Her gün bıkmadan maviye bürünen gökyüzü gibi ben de bıkmadan mavi gömleğimi giydim yine bugün.
Mavi, bana senin bu şehre ilk defa geldiğin otobüsün rengini anımsatıyor çünkü.
Otobüslerin renginin neden mavi olmaması gerektiğini tartışmıştık seninle, doksan üç harbinin yönetildiği taş binanın önündeki kaldırımda yürürken.
Değil hızlı treni, tarifeli uçağı bile henüz havada görmemişken otobüsün rengini tartışmak senin gibi bilgiç bir öğretmenin işi olsa gerek demiştin bana.
Saçlarının siyahını rüzgarın kollarına kıstırarak bu taş yollarda beraberce yürüyüşümüzü halen dün gibi hatırlarım.
Yaralarını kanatarak bağrını çize çize sokakları temizlemeye çalışan belediye temizlik işçisinin elindeki süpürge, seninle birlikte yürüdüğüm bu taşlı yolların ağzına, kurumuş çınar yapraklarını aceleyle tıkıyor gibiydi.
Ağaca, yaprağa ve renklere ben hep acıyarak bu sebepten baktığımda sen de bana hep tuhaf tuhaf bakıyordun.
“Şimdi futbolun sırası değil, bak yapı kredi bankasının önünde ne çok sıra var, ne zaman ödenecek bu borçlar” diye sitemde bulunan bir kadına yanındaki adam da aynı benim az önce ağaca, yaprağa ve renklere acıyarak baktığım gibi bakıyordu.
Ne çok renk var aslında.
Ve her rengin de kendine göre bir kanaması var içinde.
İnsanların kafasına hep kırmızıyı asmışlar, sanki elbise dolabına bir atkıyı, bir hırkayı, bir paltoyu asar gibi.
Benim de kanamalarım hep maviydi.
Seni hep beklediğim sinema salonun önünde benimle birlikte bekleyen zaman da mavi oldu yıllarla.

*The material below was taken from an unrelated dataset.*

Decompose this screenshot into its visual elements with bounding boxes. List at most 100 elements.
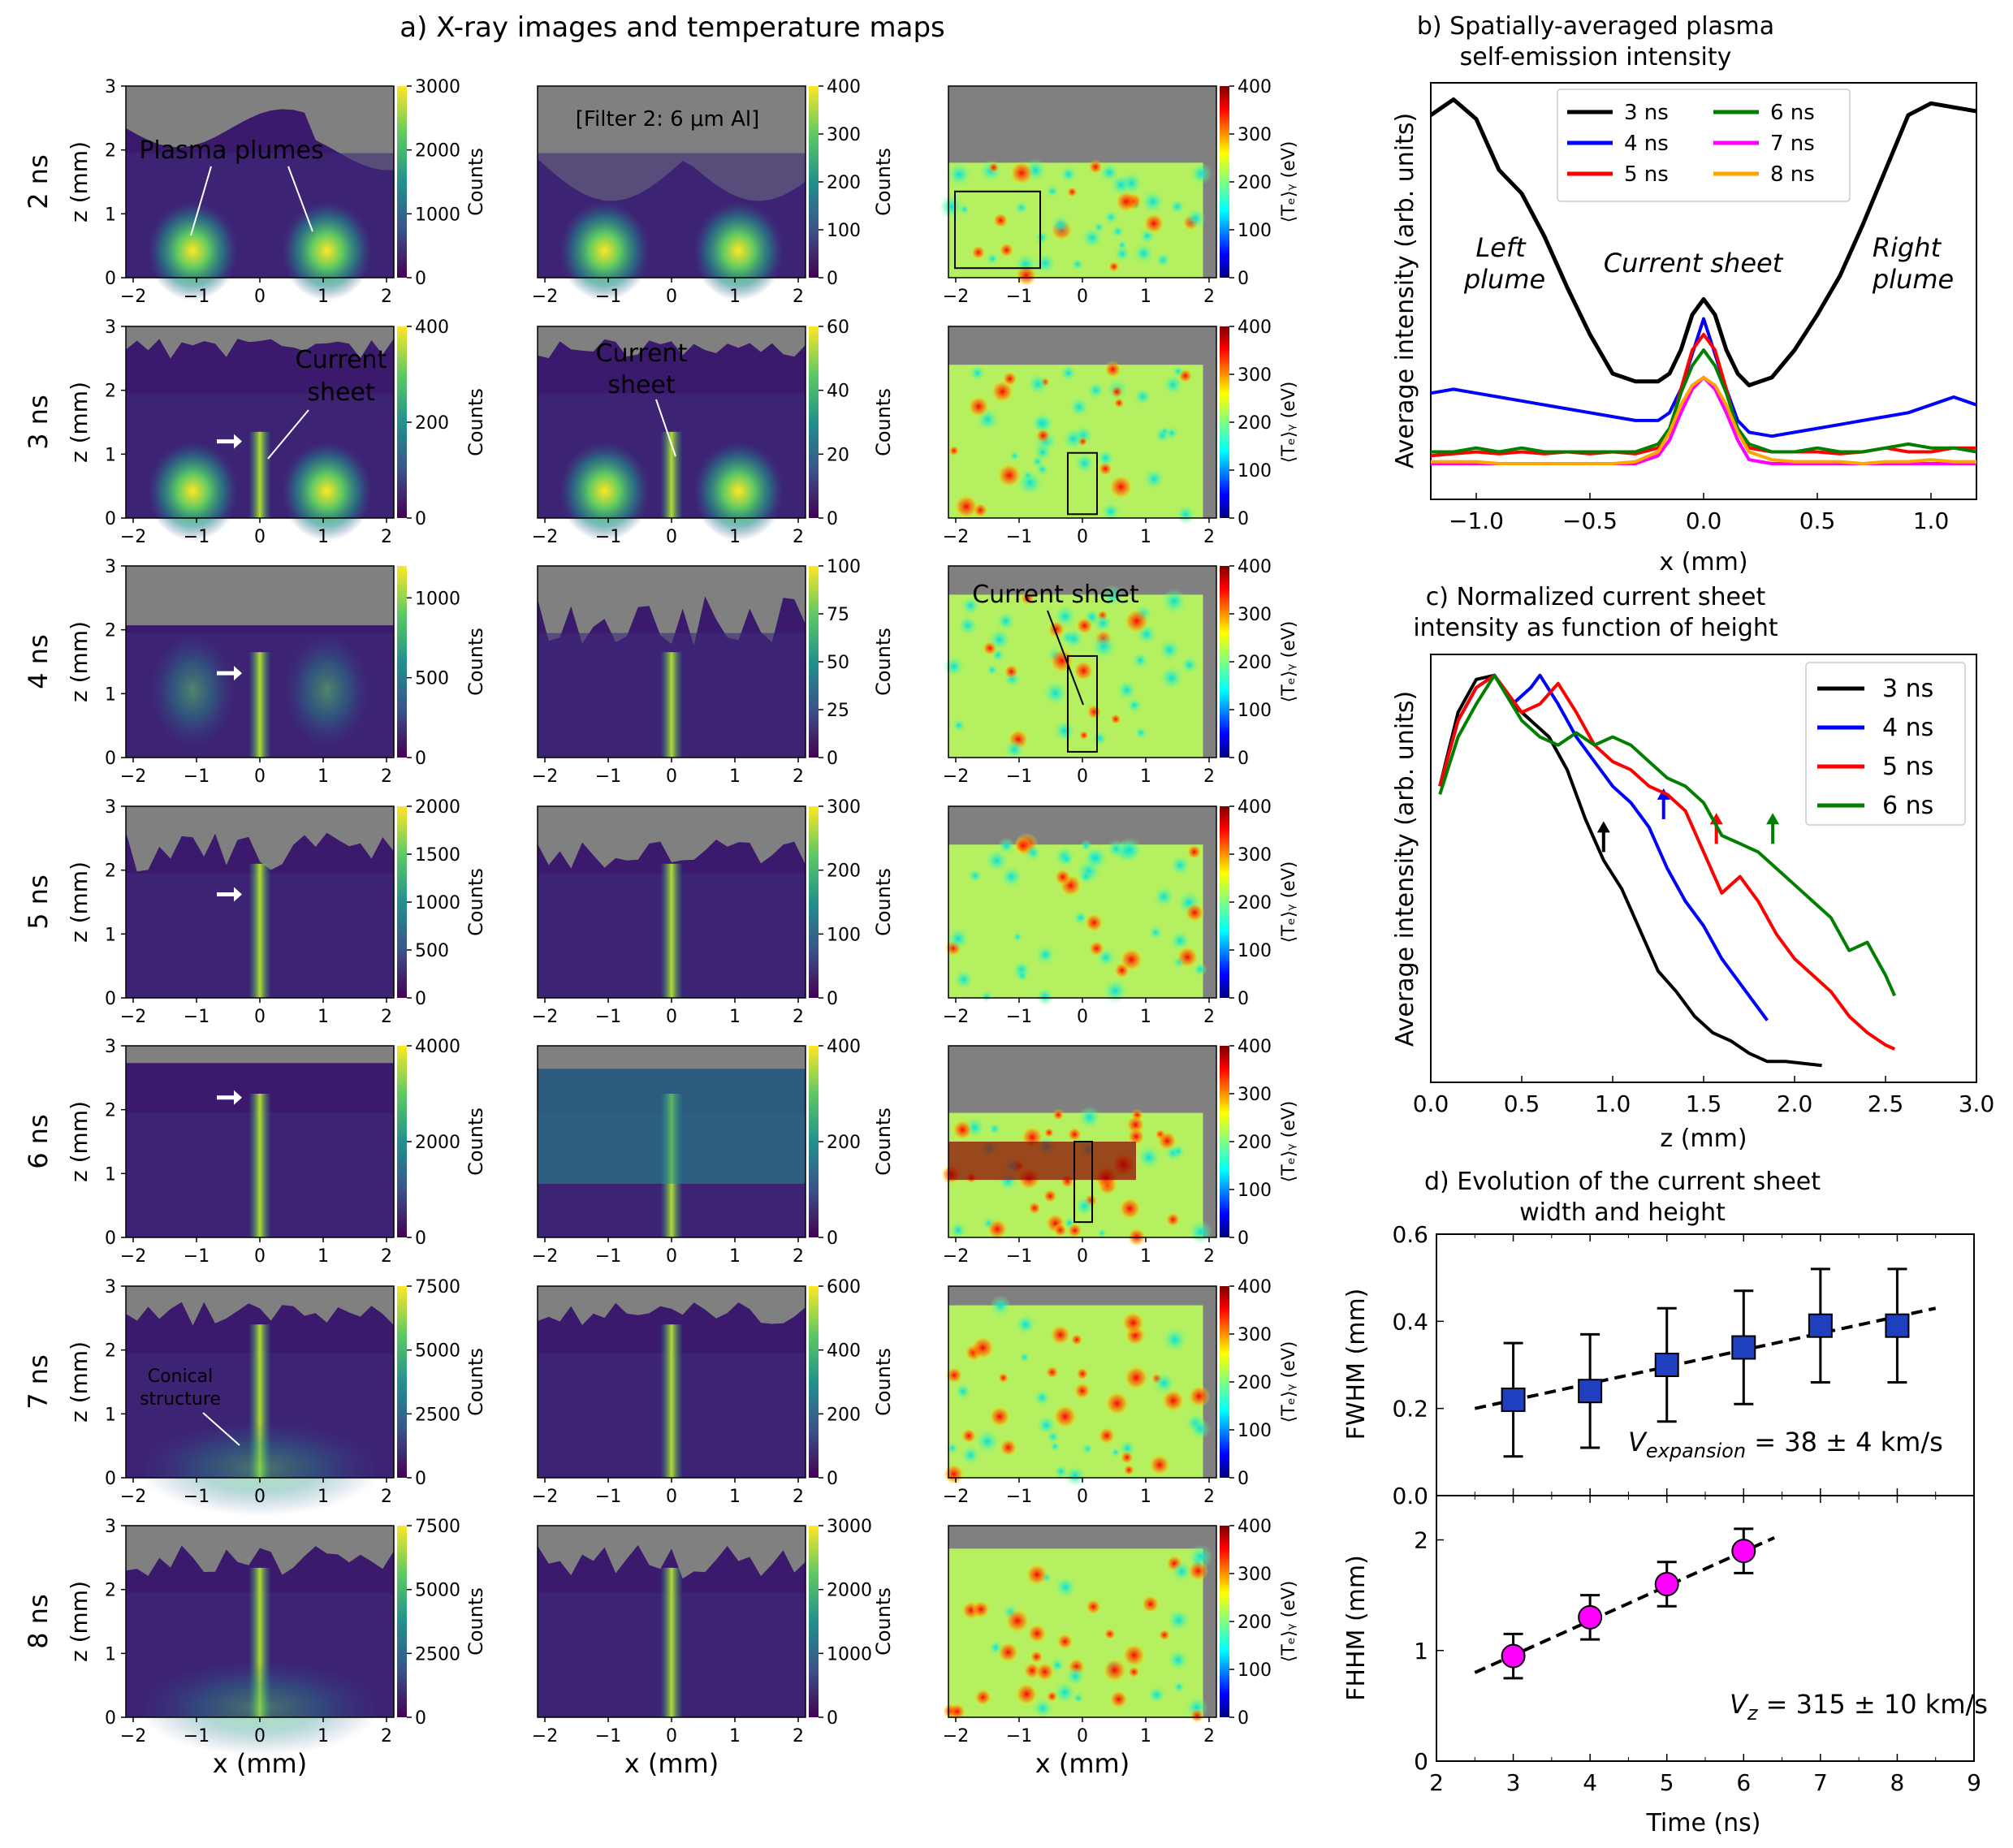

Sonra depreme dayanıksız diye yıkmışlar o mavi sinema binasını.
Ama o mavi hala orada seni, beni ve zamanı bekliyor, eminim.
İki büklüm bir şekilde sağ kolumun üstünde benimle birlikte yürüyüş yapan gazetemi alıp seni her zaman beklediğim parkın mavi betonuna oturuyorum bu sefer.
Havada eylül, yerde senin gölgen var.
Bu seferki renk siyah.
Gölgeler siyah oluyor çünkü.
Üzerinden kaç yıl geçmiş sayamıyorum.
İlkokulda okuma yazmaya yeni geçmiş bir çocuk gibi parmak hesabı yapıyorum sayarken.
Belki de heyecandan.
İnsanlar heyecanlanınca eli ayağı birbirine karışıyormuş diyorlar.
Sanki o kapıdan çıkıp gelivereceksin sandım.
Kapıyı maviye boyamamışlar.
Belki de o yüzden o kapıdan çıkıp da gelemedin.
“Gelmedin gözbebeğim, can yoldaşım gelmedin” diye bir şarkı çalıyor şimdi yanımdan yavaşça geçen seyyar kasetçinin teybinden.
Elleriyle taşıyor arabasını seyyar kasetçi umuda doğru.
Hiçbir şeyden mutlu olmayan şımarık lise öğrencileri anlamsızca bakıyorlar seyyar kasetçiye.
Bense hala sana bakıyorum.
Yok.
Gelmedin.
Seni beklerken yaslandığım duvarını bile maviye boyamışlardı ve ben hep o mavilerden cesaret almış gibi beklerdim seni.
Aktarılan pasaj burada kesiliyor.